Anyone who has read the recent TPR consultation on the proposed single code of practice cannot fail to notice that it majors heavily on risk management.
Of course, management of risk has always been an activity of vital importance when it comes to managing pensions – as it should be – as pension professionals we are responsible for safeguarding other people’s pension savings. However, this consultation clearly augments requirements in relation to the identification and management of risk.
Having been a Risk Director in FCA and PRA-regulated entities, I can clearly see that the proposals show more than a passing similarity to those other regimes, and perhaps signal a direction of travel, leading towards increased convergence of regulatory principles.
This is something which has been clearly articulated by both the FCA and TPR in the recent Call for Evidence on Pension Customer Journey, which was jointly published by both regulators, and on the part of the TPR, it followed on from the launch of TPR’s Corporate Strategy “which puts savers at the heart of all that TPR does and looks to rebalance its focus evenly across both DB and DC pensions”. This objective is a key driver of the proposals in the new Combined Code.
At first glance, the proposals in the consultation relating to risk management may appear onerous, but the key thing to remember here is proportionality. Whilst the principles remain the same for all schemes, the solutions will differ as there is no one size fits all.
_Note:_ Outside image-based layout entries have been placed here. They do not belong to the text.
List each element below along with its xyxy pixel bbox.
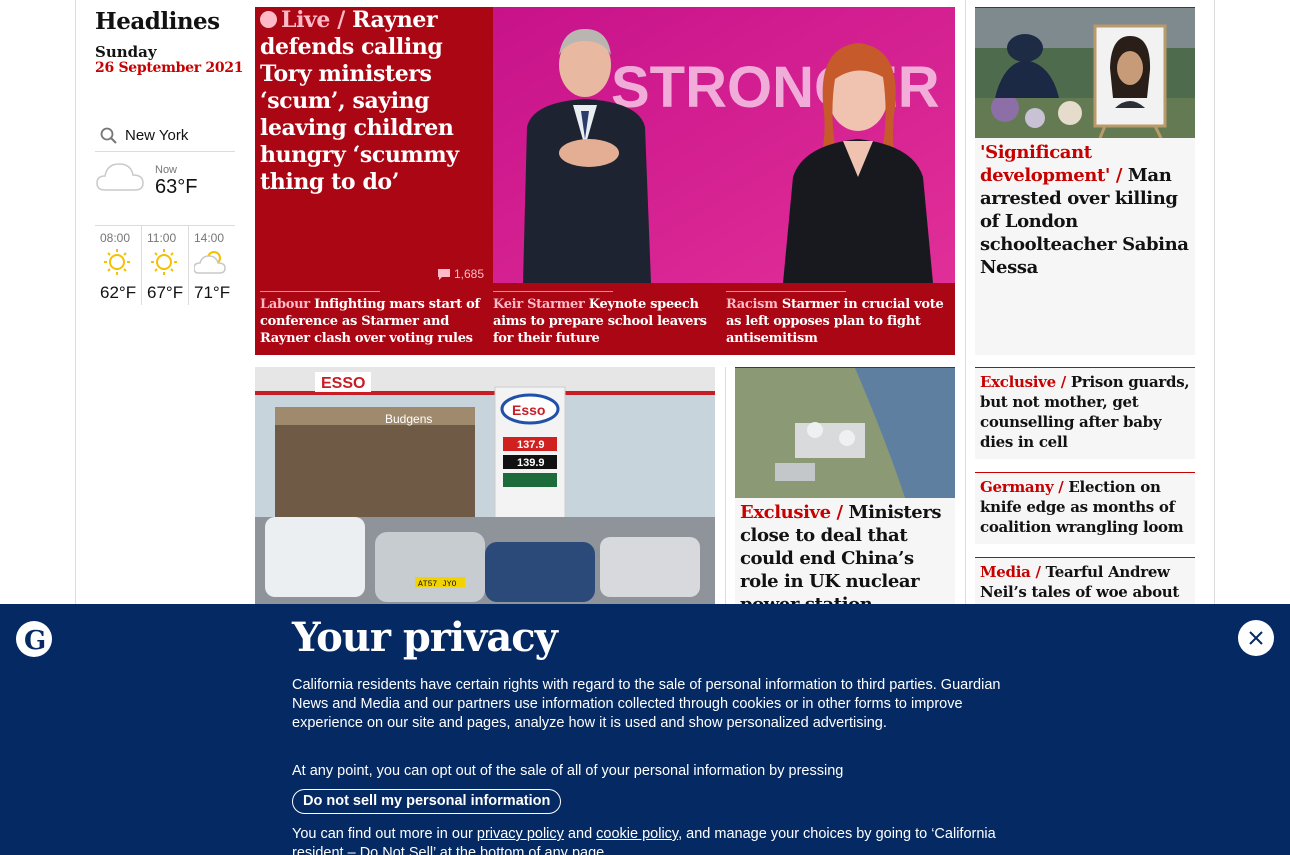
svg-text:Esso: Esso xyxy=(512,402,545,418)
row-divider xyxy=(725,367,726,607)
privacy-text-1: California residents have certain rights… xyxy=(292,677,1001,731)
lead-story-text: Live / Rayner defends calling Tory minis… xyxy=(260,7,488,196)
price-1: 137.9 xyxy=(517,439,545,451)
price-2: 139.9 xyxy=(517,457,545,469)
weather-location: New York xyxy=(125,127,189,144)
petrol-station-image[interactable]: ESSO Budgens Esso 137.9 139.9 AT57 JYO xyxy=(255,367,715,607)
story-image xyxy=(975,8,1195,138)
lead-kicker: Live / xyxy=(281,7,345,33)
forecast-temp: 62°F xyxy=(100,283,137,302)
comment-icon xyxy=(438,268,450,280)
sun-icon xyxy=(104,249,130,275)
privacy-text-3-start: You can find out more in our xyxy=(292,826,477,842)
sublink-rule xyxy=(493,291,613,292)
nuclear-photo xyxy=(735,368,955,498)
forecast-item: 08:00 62°F xyxy=(95,226,142,305)
sublink-text: Labour Infighting mars start of conferen… xyxy=(260,296,484,347)
story-card-sabina-nessa[interactable]: 'Significant development' / Man arrested… xyxy=(975,7,1195,355)
forecast-item: 11:00 67°F xyxy=(142,226,189,305)
forecast-time: 08:00 xyxy=(100,231,131,245)
story-kicker: Exclusive / xyxy=(740,502,843,523)
lead-photo: STRONGER xyxy=(493,7,955,283)
forecast-item: 14:00 71°F xyxy=(189,226,235,305)
sun-cloud-icon xyxy=(193,251,226,274)
weather-now-temp: 63°F xyxy=(155,176,198,198)
date-day: Sunday xyxy=(95,43,157,61)
sun-icon xyxy=(151,249,177,275)
weather-now-label: Now xyxy=(155,164,178,176)
sublink-racism[interactable]: Racism Starmer in crucial vote as left o… xyxy=(726,291,950,347)
comment-count[interactable]: 1,685 xyxy=(438,267,484,281)
weather-location-field[interactable]: New York xyxy=(95,120,235,152)
forecast-time: 14:00 xyxy=(194,231,225,245)
privacy-banner: G Your privacy California residents have… xyxy=(0,604,1290,855)
budgens-shop-text: Budgens xyxy=(385,412,432,426)
forecast-time: 11:00 xyxy=(147,231,177,245)
cookie-policy-link[interactable]: cookie policy xyxy=(596,826,678,842)
close-button[interactable] xyxy=(1238,620,1274,656)
search-icon xyxy=(100,127,117,144)
story-kicker: Exclusive / xyxy=(980,373,1066,391)
cloud-icon xyxy=(96,163,144,191)
sublink-kicker: Labour xyxy=(260,297,310,312)
lead-story-card[interactable]: Live / Rayner defends calling Tory minis… xyxy=(255,7,955,355)
weather-forecast: 08:00 62°F 11:00 67°F 14:00 71°F xyxy=(95,225,235,305)
date-full: 26 September 2021 xyxy=(95,60,244,76)
story-card-prison[interactable]: Exclusive / Prison guards, but not mothe… xyxy=(975,367,1195,459)
story-kicker: Media / xyxy=(980,563,1041,581)
privacy-text-3-and: and xyxy=(563,826,597,842)
esso-sign-text: ESSO xyxy=(321,375,365,392)
page-title: Headlines xyxy=(95,8,220,35)
sublink-kicker: Racism xyxy=(726,297,778,312)
weather-now: Now 63°F xyxy=(95,152,235,214)
sublink-labour[interactable]: Labour Infighting mars start of conferen… xyxy=(260,291,484,347)
sublink-kicker: Keir Starmer xyxy=(493,297,585,312)
lead-sublinks: Labour Infighting mars start of conferen… xyxy=(255,291,955,355)
do-not-sell-button[interactable]: Do not sell my personal information xyxy=(292,789,562,814)
story-card-germany[interactable]: Germany / Election on knife edge as mont… xyxy=(975,472,1195,544)
live-dot-icon xyxy=(260,11,277,28)
privacy-text-3: You can find out more in our privacy pol… xyxy=(292,825,1002,855)
svg-text:G: G xyxy=(24,626,46,656)
petrol-photo: ESSO Budgens Esso 137.9 139.9 AT57 JYO xyxy=(255,367,715,607)
comment-count-text: 1,685 xyxy=(454,267,485,281)
story-card-nuclear[interactable]: Exclusive / Ministers close to deal that… xyxy=(735,367,955,615)
lead-headline[interactable]: Live / Rayner defends calling Tory minis… xyxy=(260,7,488,196)
story-headline: 'Significant development' / Man arrested… xyxy=(980,141,1192,279)
forecast-temp: 67°F xyxy=(147,283,184,302)
story-text: Germany / Election on knife edge as mont… xyxy=(980,477,1190,537)
story-kicker: 'Significant development' / xyxy=(980,142,1123,186)
sublink-rule xyxy=(726,291,846,292)
lead-image[interactable]: STRONGER xyxy=(493,7,955,283)
privacy-policy-link[interactable]: privacy policy xyxy=(477,826,564,842)
story-kicker: Germany / xyxy=(980,478,1064,496)
privacy-title: Your privacy xyxy=(292,614,558,661)
sublink-rule xyxy=(260,291,380,292)
sublink-text: Racism Starmer in crucial vote as left o… xyxy=(726,296,950,347)
close-icon xyxy=(1249,631,1263,645)
story-image xyxy=(735,368,955,498)
story-text: Exclusive / Prison guards, but not mothe… xyxy=(980,372,1190,452)
forecast-temp: 71°F xyxy=(194,283,231,302)
lead-headline-text: Rayner defends calling Tory ministers ‘s… xyxy=(260,7,459,195)
sublink-keir-starmer[interactable]: Keir Starmer Keynote speech aims to prep… xyxy=(493,291,717,347)
privacy-text-2: At any point, you can opt out of the sal… xyxy=(292,763,844,779)
guardian-logo-icon: G xyxy=(16,621,52,657)
sublink-text: Keir Starmer Keynote speech aims to prep… xyxy=(493,296,717,347)
story-headline: Exclusive / Ministers close to deal that… xyxy=(740,501,952,616)
story-photo xyxy=(975,8,1195,138)
plate-text: AT57 JYO xyxy=(418,580,457,589)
The concept of a three lines of defence model has been introduced by the consultation. A model which is already very well established in FCA and PRA regulated entities. In my experience, this model has been implemented to varying degrees of effectiveness by organisations, and pragmatism means that the work of the first and second lines can sometimes be slightly blurred, but can still work effectively. The same applies to pension schemes. The key thing to get right is the need to have the third line existing completely independently from the scheme and from the other two lines of defence.
So how would it work in practice? Pension schemes vary greatly in their size and complexity and clearly, large Master Trusts and GPPs have substantial provider internal resources on which to draw, especially in respect of first and second line risk management. They are also sufficiently large to have a dedicated role of Chief Risk Officer (CRO) on the board of the pension scheme, either a fully dedicated CRO or one of the independent Trustees takes on responsibility for those CRO activities.
For smaller schemes, there is a need to be more creative in how the model is implemented. In all schemes, the Trustee or Trustee Board is the first-line defence for risk management. However in the same way that day-to-day management of the scheme is outsourced to third-party providers, then it is sensible to consider those same third-party service providers to be part of the first line of defence for the scheme. There will, of course, be a requirement for Trustee(s) to retain oversight on those providers because this is about outsourcing responsibility for risk management, not accountability, which remains with the Trustee(s).
Overseeing and monitoring third-party service providers should be nothing new to the Trustee(s). But the proposals in the consultation implicitly strengthen and formalise this requirement. And again these proposals appear to subtly mirror the FCA and PRA requirements around third-party oversight, which are enshrined in SYSC 8 principles.
The final rules on the consultation are due to be published later this year. In the meantime, at 20-20 Trustees we continue to develop our thinking on the most effective way in which to structure and implement the risk management requirements into our wider governance proposition for our existing schemes and new clients, and in later blogs, we will cover topics such as risk management frameworks, Own Risk Assessments, and the wider ESOG (Effective System of Governance) included in the Combined Code proposals.